UNITED NATIONS – Yemeni President Rashad Mohammed Al-Alimi on Thursday told the general debate of the 77th session of the UN General Assembly that terrorist groups “remain a danger” in the country.
Al-Alimi warned of the consequences of ongoing uncertainty in his country, saying that if progress on the political process slowed, “militias and terrorist groups are more dangerous in their cross-border threats, as well as their egregious violations of human rights”.
He accused the Houthis of “overturning” the national consensus emanating from the Comprehensive National Dialogue Conference, which ended in January 2014 with the participation of all Yemeni forces and parties, including the Houthis.
Yet, he said, Houthi militias were impeding the presentation of the new draft constitution to a popular referendum, “and launched a massive invasion campaign to the capital Sanaa and the cities of Yemen and were threatening the president of the country and the Government of National Accord to Aden and … declared war on neighboring countries and the world at large”.
Al-Alimi added that with the formation in early April of the Presidential Leadership Council as the legitimate representative of the Yemeni people, his country has entered a new era based on partnership and national consensus.
“The highest goals of the Presidential Council will be (securing) peace and ending human suffering,” he told world leaders gathering for the high-level debate.
As such, he continued, Yemen is now “on the path to restoring the state, ending the coup, restoring the system of rights and freedoms, equal citizenship, and ensuring that women and youth are empowered to create their own future and build the desired peace”.
The president affirmed the new council’s adherence to the ideals of peace, in accordance with the terms of reference for a comprehensive solution to the Yemeni crisis set out in the Gulf Initiative and the relevant Security Council resolutions.
He also stated the Presidential Leadership Council’s commitment to establishing an approach consistent with the Charter and functions of the United Nations, facilitating the work of its humanitarian agencies, political missions, and related oversight mechanisms, ensuring the political, economic and social rights of women, and preventing the exploitation of children and their recruitment into hostilities.
The president said that the devastating war in his country has today become “a real threat” to regional security and was impacting international shipping lanes and the entire global energy supply.
“It has claimed hundreds of thousands of lives and injured over the past years and thrown more than 20 million into the cycle of starvation,” he explained, noting that hundreds of thousands of people have been displaced, and more than 4 million internally displaced persons now face “extremely harsh conditions.”

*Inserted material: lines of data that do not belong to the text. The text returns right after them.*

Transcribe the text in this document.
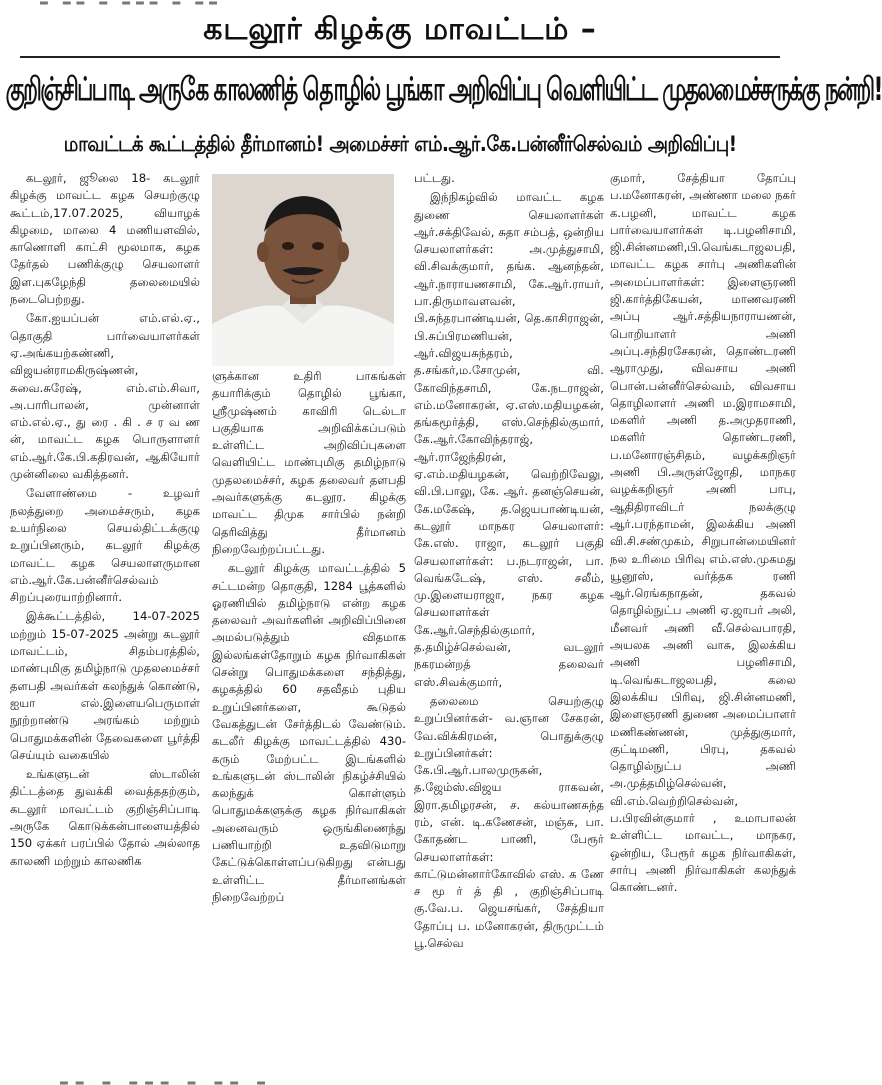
கடலூர் கிழக்கு மாவட்டம் –
குறிஞ்சிப்பாடி அருகே காலணித் தொழில் பூங்கா அறிவிப்பு வெளியிட்ட முதலமைச்சருக்கு நன்றி!
மாவட்டக் கூட்டத்தில் தீர்மானம்! அமைச்சர் எம்.ஆர்.கே.பன்னீர்செல்வம் அறிவிப்பு!

கடலூர், ஜூலை 18- கடலூர் கிழக்கு மாவட்ட கழக செயற்குழு கூட்டம்,17.07.2025, வியாழக் கிழமை, மாலை 4 மணியளவில், காணொளி காட்சி மூலமாக, கழக தேர்தல் பணிக்குழு செயலாளர் இள.புகழேந்தி தலைமையில் நடைபெற்றது.

கோ.ஐயப்பன் எம்.எல்.ஏ., தொகுதி பார்வையாளர்கள் ஏ.அங்கயற்கண்ணி, விஜயன்ராமகிருஷ்ணன், சுவை.சுரேஷ், எம்.எம்.சிவா, அ.பாரிபாலன், முன்னாள் எம்.எல்.ஏ., து ரை . கி . ச ர வ ண ன், மாவட்ட கழக பொருளாளர் எம்.ஆர்.கே.பி.கதிரவன், ஆகியோர் முன்னிலை வகித்தனர்.

வேளாண்மை - உழவர் நலத்துறை அமைச்சரும், கழக உயர்நிலை செயல்திட்டக்குழு உறுப்பினரும், கடலூர் கிழக்கு மாவட்ட கழக செயலாளருமான எம்.ஆர்.கே.பன்னீர்செல்வம் சிறப்புரையாற்றினார்.

இக்கூட்டத்தில், 14-07-2025 மற்றும் 15-07-2025 அன்று கடலூர் மாவட்டம், சிதம்பரத்தில், மாண்புமிகு தமிழ்நாடு முதலமைச்சர் தளபதி அவர்கள் கலந்துக் கொண்டு, ஐயா எல்.இளையபெருமாள் நூற்றாண்டு அரங்கம் மற்றும் பொதுமக்களின் தேவைகளை பூர்த்தி செய்யும் வகையில்

உங்களுடன் ஸ்டாலின் திட்டத்தை துவக்கி வைத்ததற்கும், கடலூர் மாவட்டம் குறிஞ்சிப்பாடி அருகே கொடுக்கன்பாளையத்தில் 150 ஏக்கர் பரப்பில் தோல் அல்லாத காலணி மற்றும் காலணிக

ளுக்கான உதிரி பாகங்கள் தயாரிக்கும் தொழில் பூங்கா, ஸ்ரீமுஷ்ணம் காவிரி டெல்டா பகுதியாக அறிவிக்கப்படும் உள்ளிட்ட அறிவிப்புகளை வெளியிட்ட மாண்புமிகு தமிழ்நாடு முதலமைச்சர், கழக தலைவர் தளபதி அவர்களுக்கு கடலூர. கிழக்கு மாவட்ட திமுக சார்பில் நன்றி தெரிவித்து தீர்மானம் நிறைவேற்றப்பட்டது.

கடலூர் கிழக்கு மாவட்டத்தில் 5 சட்டமன்ற தொகுதி, 1284 பூத்களில் ஓரணியில் தமிழ்நாடு என்ற கழக தலைவர் அவர்களின் அறிவிப்பினை அமல்படுத்தும் விதமாக இல்லங்கள்தோறும் கழக நிர்வாகிகள் சென்று பொதுமக்களை சந்தித்து, கழகத்தில் 60 சதவீதம் புதிய உறுப்பினர்களை, கூடுதல் வேகத்துடன் சேர்த்திடல் வேண்டும். கடலீர் கிழக்கு மாவட்டத்தில் 430-கரும் மேற்பட்ட இடங்களில் உங்களுடன் ஸ்டாலின் நிகழ்ச்சியில் கலந்துக் கொள்ளும் பொதுமக்களுக்கு கழக நிர்வாகிகள் அனைவரும் ஒருங்கிணைந்து பணியாற்றி உதவிடுமாறு கேட்டுக்கொள்ளப்படுகிறது என்பது உள்ளிட்ட தீர்மானங்கள் நிறைவேற்றப்

பட்டது.

இந்நிகழ்வில் மாவட்ட கழக துணை செயலாளர்கள் ஆர்.சக்திவேல், சுதா சம்பத், ஒன்றிய செயலாளர்கள்: அ.முத்துசாமி, வி.சிவக்குமார், தங்க. ஆனந்தன், ஆர்.நாராயணசாமி, கே.ஆர்.ராயர், பா.திருமாவளவன், பி.சுந்தரபாண்டியன், தெ.காசிராஜன், பி.சுப்பிரமணியன், ஆர்.விஜயசுந்தரம், த.சங்கர்,ம.சோமுன், வி. கோவிந்தசாமி, கே.நடராஜன், எம்.மனோகரன், ஏ.எஸ்.மதியழகன், தங்கமூர்த்தி, எஸ்.செந்தில்குமார், கே.ஆர்.கோவிந்தராஜ், ஆர்.ராஜேந்திரன், ஏ.எம்.மதியழகன், வெற்றிவேலு, வி.பி.பாலு, கே. ஆர். தனஞ்செயன், கே.மகேஷ், த.ஜெயபாண்டியன், கடலூர் மாநகர செயலாளர்: கே.எஸ். ராஜா, கடலூர் பகுதி செயலாளர்கள்: ப.நடராஜன், பா. வெங்கடேஷ், எஸ். சலீம், மு.இளையராஜா, நகர கழக செயலாளர்கள் கே.ஆர்.செந்தில்குமார், த.தமிழ்ச்செல்வன், வடலூர் நகரமன்றத் தலைவர் எஸ்.சிவக்குமார்,

தலைமை செயற்குழு உறுப்பினர்கள்- வ.ஞான சேகரன், வே.விக்கிரமன், பொதுக்குழு உறுப்பினர்கள்: கே.பி.ஆர்.பாலமுருகன், த.ஜேம்ஸ்.விஜய ராகவன், இரா.தமிழரசன், ச. கல்யாணசுந்த ரம், என். டி.கணேசன், மஞ்சு, பா. கோதண்ட பாணி, பேரூர் செயலாளர்கள்: காட்டுமன்னார்கோவில் எஸ். க ணே ச மூ ர் த் தி , குறிஞ்சிப்பாடி கு.வே.ப. ஜெயசங்கர், சேத்தியா தோப்பு ப. மனோகரன், திருமுட்டம் பூ.செல்வ

குமார், சேத்தியா தோப்பு ப.மனோகரன், அண்ணா மலை நகர் க.பழனி, மாவட்ட கழக பார்வையாளர்கள் டி.பழனிசாமி, ஜி.சின்னமணி,பி.வெங்கடாஜலபதி, மாவட்ட கழக சார்பு அணிகளின் அமைப்பாளர்கள்: இளைஞரணி ஜி.கார்த்திகேயன், மாணவரணி அப்பு ஆர்.சத்தியநாராயணன், பொறியாளர் அணி அப்பு.சந்திரசேகரன், தொண்டரணி ஆராமுது, விவசாய அணி பொன்.பன்னீர்செல்வம், விவசாய தொழிலாளர் அணி ம.இராமசாமி, மகளிர் அணி த.அமுதராணி, மகளிர் தொண்டரணி, ப.மனோரஞ்சிதம், வழக்கறிஞர் அணி பி.அருள்ஜோதி, மாநகர வழக்கறிஞர் அணி பாபு, ஆதிதிராவிடர் நலக்குழு ஆர்.பரந்தாமன், இலக்கிய அணி வி.சி.சண்முகம், சிறுபான்மையினர் நல உரிமை பிரிவு எம்.எஸ்.முகமது யூனூஸ், வர்த்தக ரணி ஆர்.ரெங்கநாதன், தகவல் தொழில்நுட்ப அணி ஏ.ஜாபர் அலி, மீனவர் அணி வீ.செல்வபாரதி, அயலக அணி வாசு, இலக்கிய அணி பழனிசாமி, டி.வெங்கடாஜலபதி, கலை இலக்கிய பிரிவு, ஜி.சின்னமணி, இளைஞரணி துணை அமைப்பாளர் மணிகண்ணன், முத்துகுமார், குட்டிமணி, பிரபு, தகவல் தொழில்நுட்ப அணி அ.முத்தமிழ்செல்வன், வி.எம்.வெற்றிசெல்வன், ப.பிரவின்குமார் , உமாபாலன் உள்ளிட்ட மாவட்ட, மாநகர, ஒன்றிய, பேரூர் கழக நிர்வாகிகள், சார்பு அணி நிர்வாகிகள் கலந்துக் கொண்டனர்.

▂▂ ▂ ▂▂▂ ▂ ▂▂ ▂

Al-Alimi added that epidemics and floods related to climate changes annually bring costly death and destruction with the collapse of the government’s protection and care network, “which limits our options to save lives, particularly in light of the intransigence of terrorist militias, their rejection of all endeavors to achieve sustainable peace, and to rebuild and develop our country”.
With the end of the humanitarian truce approaching, Al-Alimi reminded the Assembly of the Presidential Command Council’s commitment to all elements of the truce, “starting with conducting regular commercial flights to Sanaa airport and facilitating the entry of oil derivatives ships to the ports of Hodeidah”.
At the same time, he accused the “Houthi militias” of seeking a pretext to thwart the truce and impede international efforts to renew it and build on its progress towards achieving comprehensive peace.